JCI leaders also offer English classes to local Haitians as well as needed skills to further their education and career paths.

“We want them to become leaders in their community who are equipped to stand for justice,” said McKee. “These classes are also a tool to connect with the community around us. They draw people to meet the members of JCI, which enables us to make relationships and share the gospel.”

Valentin recently joined JCI in September 2012. He is 22 and wants to be a teacher.

“Haiti has a poor education system,” he said. “I want to make it better.”
Valentin leads Bible classes for young adults and occasionally offers a sermon at his home church.

In the community
JCI is also addressing the need for food in Haiti. “Separe pen” means breaking bread in Kreol and this particular ministry fills a physical need.

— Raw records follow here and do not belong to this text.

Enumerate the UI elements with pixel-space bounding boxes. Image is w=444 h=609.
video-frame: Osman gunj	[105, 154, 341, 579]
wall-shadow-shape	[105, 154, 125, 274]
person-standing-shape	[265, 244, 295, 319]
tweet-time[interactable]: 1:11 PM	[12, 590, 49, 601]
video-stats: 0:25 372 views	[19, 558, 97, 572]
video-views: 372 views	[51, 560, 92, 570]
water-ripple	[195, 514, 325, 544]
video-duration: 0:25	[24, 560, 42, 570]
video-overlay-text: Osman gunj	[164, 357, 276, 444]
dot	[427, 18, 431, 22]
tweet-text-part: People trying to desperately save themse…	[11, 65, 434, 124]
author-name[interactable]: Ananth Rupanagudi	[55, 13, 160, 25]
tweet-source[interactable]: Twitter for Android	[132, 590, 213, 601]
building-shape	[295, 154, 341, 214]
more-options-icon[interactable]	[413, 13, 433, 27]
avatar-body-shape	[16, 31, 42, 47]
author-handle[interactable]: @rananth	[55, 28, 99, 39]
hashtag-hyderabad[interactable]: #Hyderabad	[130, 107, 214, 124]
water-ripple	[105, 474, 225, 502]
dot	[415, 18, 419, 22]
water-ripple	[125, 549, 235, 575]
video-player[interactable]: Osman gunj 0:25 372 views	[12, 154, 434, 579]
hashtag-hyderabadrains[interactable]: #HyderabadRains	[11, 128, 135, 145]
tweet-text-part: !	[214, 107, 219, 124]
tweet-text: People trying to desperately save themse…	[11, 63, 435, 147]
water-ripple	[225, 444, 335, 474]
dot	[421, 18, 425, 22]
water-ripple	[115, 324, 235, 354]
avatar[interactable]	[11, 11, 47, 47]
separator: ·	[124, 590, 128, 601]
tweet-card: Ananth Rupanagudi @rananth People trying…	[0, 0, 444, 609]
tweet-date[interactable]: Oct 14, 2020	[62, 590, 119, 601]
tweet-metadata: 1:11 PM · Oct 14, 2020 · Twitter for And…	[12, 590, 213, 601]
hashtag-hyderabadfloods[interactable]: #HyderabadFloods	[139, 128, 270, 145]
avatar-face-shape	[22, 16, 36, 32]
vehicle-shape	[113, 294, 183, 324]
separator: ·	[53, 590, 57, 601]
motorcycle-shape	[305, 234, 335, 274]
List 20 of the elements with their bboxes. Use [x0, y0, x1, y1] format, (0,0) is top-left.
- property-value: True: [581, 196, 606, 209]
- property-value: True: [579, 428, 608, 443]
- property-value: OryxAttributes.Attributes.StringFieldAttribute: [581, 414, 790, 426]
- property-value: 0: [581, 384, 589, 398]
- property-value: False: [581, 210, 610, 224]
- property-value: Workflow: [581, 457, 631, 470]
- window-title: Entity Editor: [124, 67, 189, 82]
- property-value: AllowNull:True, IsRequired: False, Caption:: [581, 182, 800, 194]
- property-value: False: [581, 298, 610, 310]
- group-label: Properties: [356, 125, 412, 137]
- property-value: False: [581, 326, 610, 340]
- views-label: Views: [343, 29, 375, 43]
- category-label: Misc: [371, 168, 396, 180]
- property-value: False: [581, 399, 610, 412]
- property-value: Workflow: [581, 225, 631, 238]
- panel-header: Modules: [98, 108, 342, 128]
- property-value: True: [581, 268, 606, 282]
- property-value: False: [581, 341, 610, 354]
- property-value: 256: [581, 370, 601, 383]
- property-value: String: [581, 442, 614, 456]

“Our desire is not to give only a hand out of food, but meet with ‘the least of these’ on a consistent basis while meeting a basic need of food,” said McKee. “Our hope is to build long term relationships, share love and life, and help disciple these people to become long term followers of Jesus Christ.”

But JCI also wants to bring life and laughter to the community it serves. Soccer fields are accessible for organized play and games.
There has already been several events and activities that have united JCI members and the community.